И повторил дважды. Уж очень не обычны были слова эти.
– Знай, брат, лишь услышав эту фразу, она поверит тебе. Иначе… Умрет, но…
– Джорди, а Часовщик, кто он?
– Долго объяснять… В общем, один наш с Антонией знакомый.
– Джорди, с чего ты взял, что тебе не сделают послабки? И не отпустят с миром? – спросил дознаватель.
– Когда в их руках окажутся мои дневники они захотят меня стереть с лица земли.
– Что в них?
– Сплошное святотатство, – усмехнулся он и твёрдо добавил:
– По их разумению.
– Ты богоотступник, брат… – с ужасом выдавил Джузеппе.
– Нет, конечно. Я верую и знаю – Он есть. Чем больше наблюдаешь жизнь и чем больше знаешь тем больше веруешь в могучую силу небес. Тем больше чувствуешь себя невежественным, беспомощным ничтожеством… Я не могу верить в их Бога. Они выдумали его.
– Джорди, ты был самым умным из нас. Помнишь, что говорила тебе моя матушка Альфонсина? „Либо ты станешь понтификом, либо…“
– Либо сойду с ума! – перебил дознавателя Ноланец. – У Альфонсины всегда жил царь в голове. Я, как видишь, не стал первосвященником. И слава Богу! Но я и не спятил… А тебе твоя матушка напророчила точно. Помнишь?..
Джузеппе, очевидно, замотал головой.
– Ну как же?! Тебе ребята пожаловались на Пьетро Манарди и ты чуть до смерти не забил его.

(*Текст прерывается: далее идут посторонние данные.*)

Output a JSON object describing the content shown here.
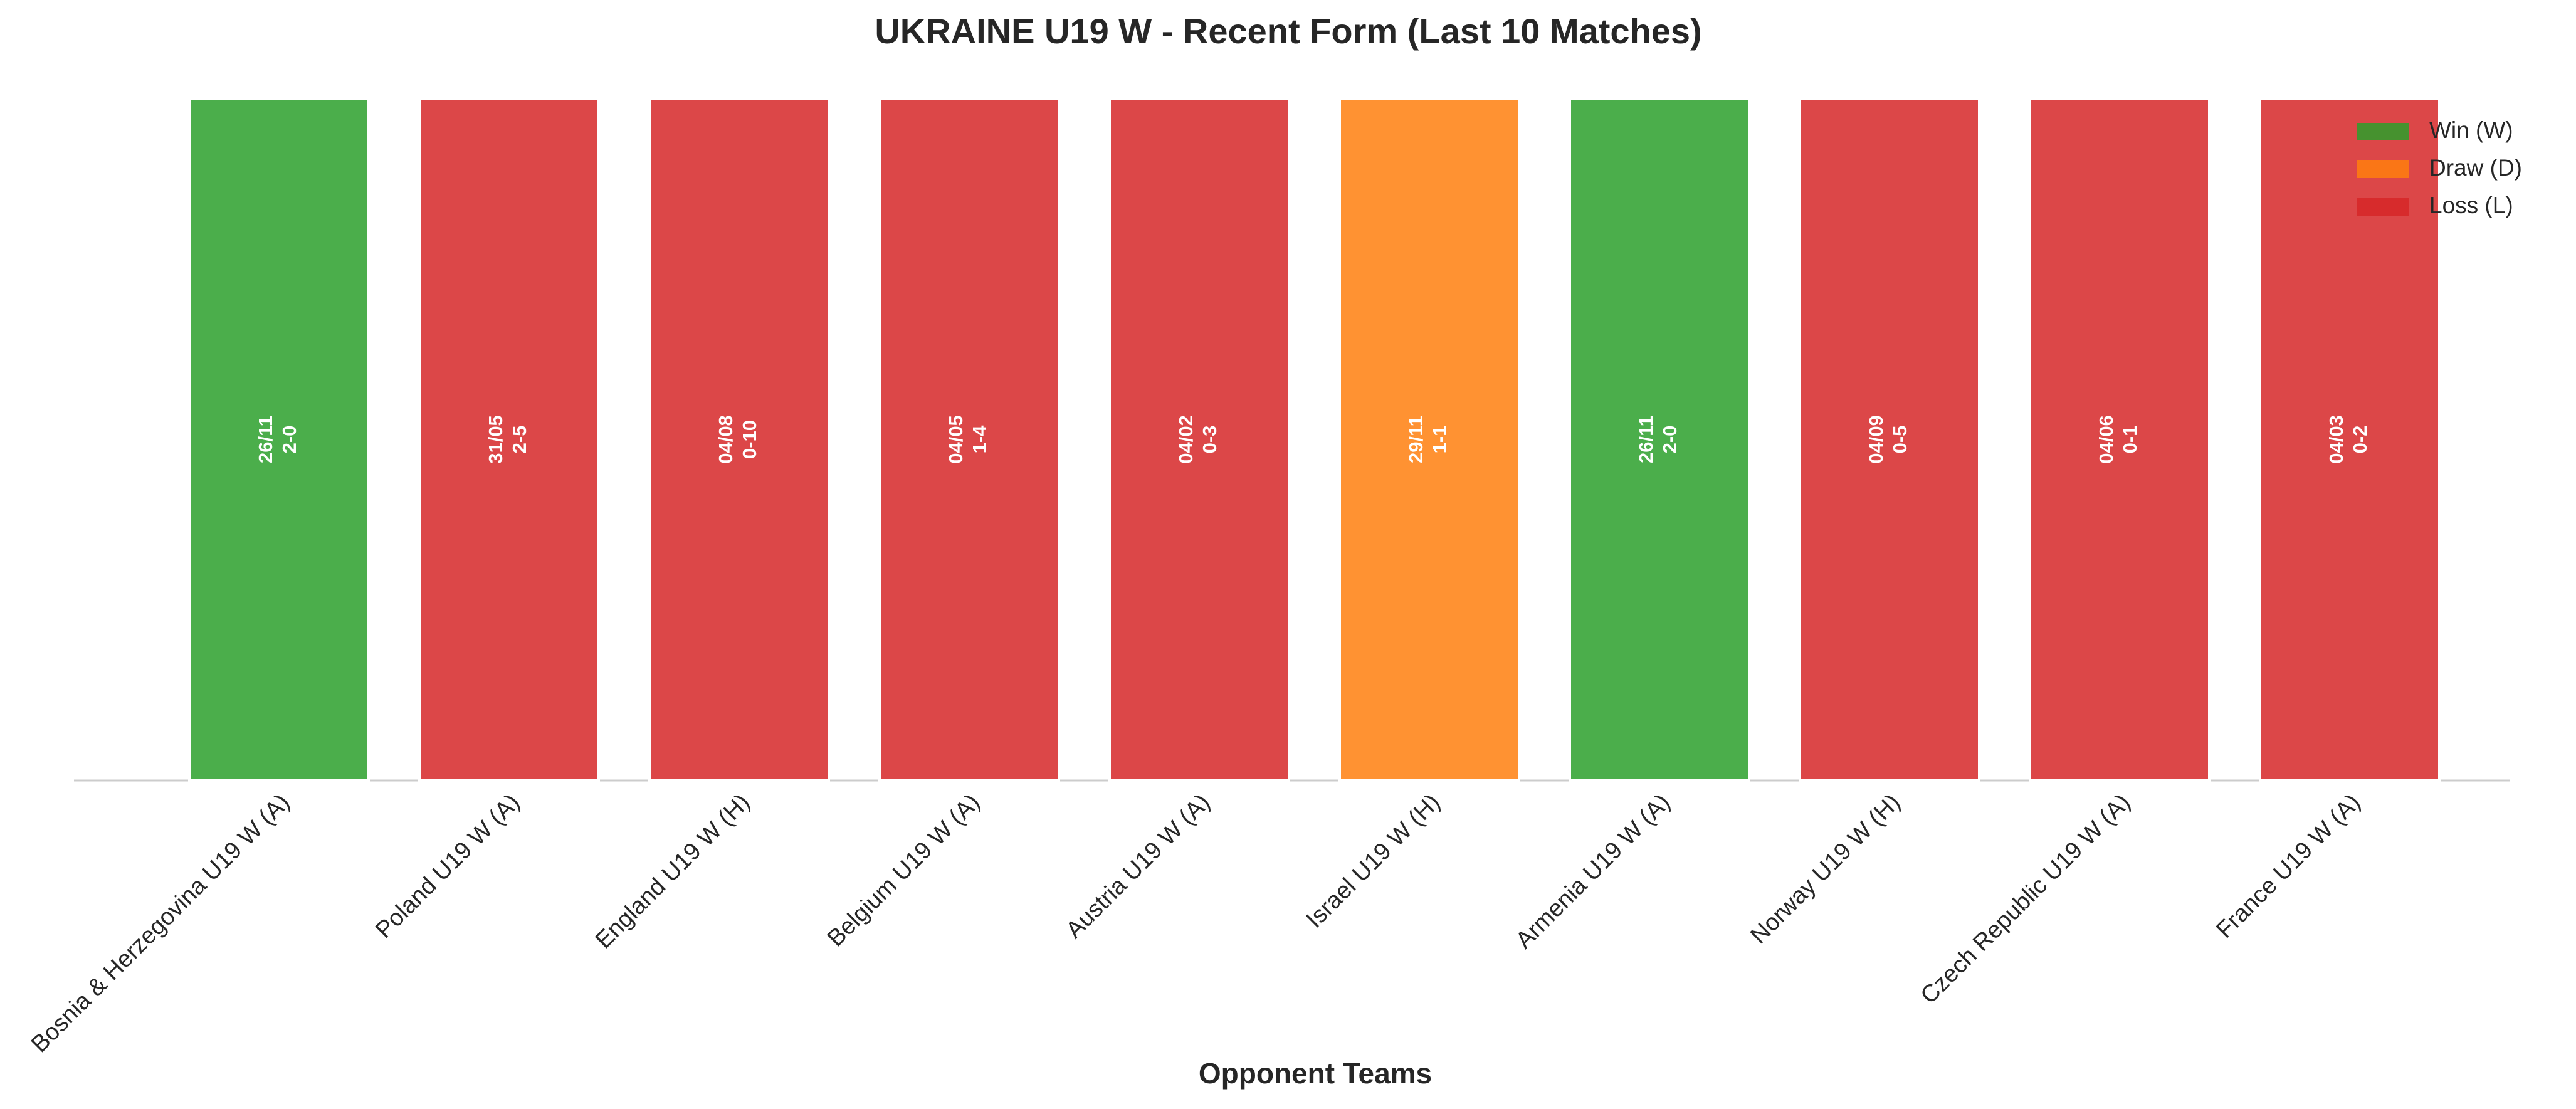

– Он обворовал семью Тони. Он у всех крал… Пьетро был старше нас. Выше всех на целую голову. Я помню, как свалил Пьетро с ног, а потом мне помогли связать его. Я устроил ему суд. Это я помню. А чтобы мать мне что-то предсказывала – не припоминаю.
– Вот те на! – искренне возмутился Ноланец. – Она назвала тебя „сиракузским бычком“ и говорила: „Не суди, сынок, да не судим будешь“. А ты все талдычил, что поступил по справедливости.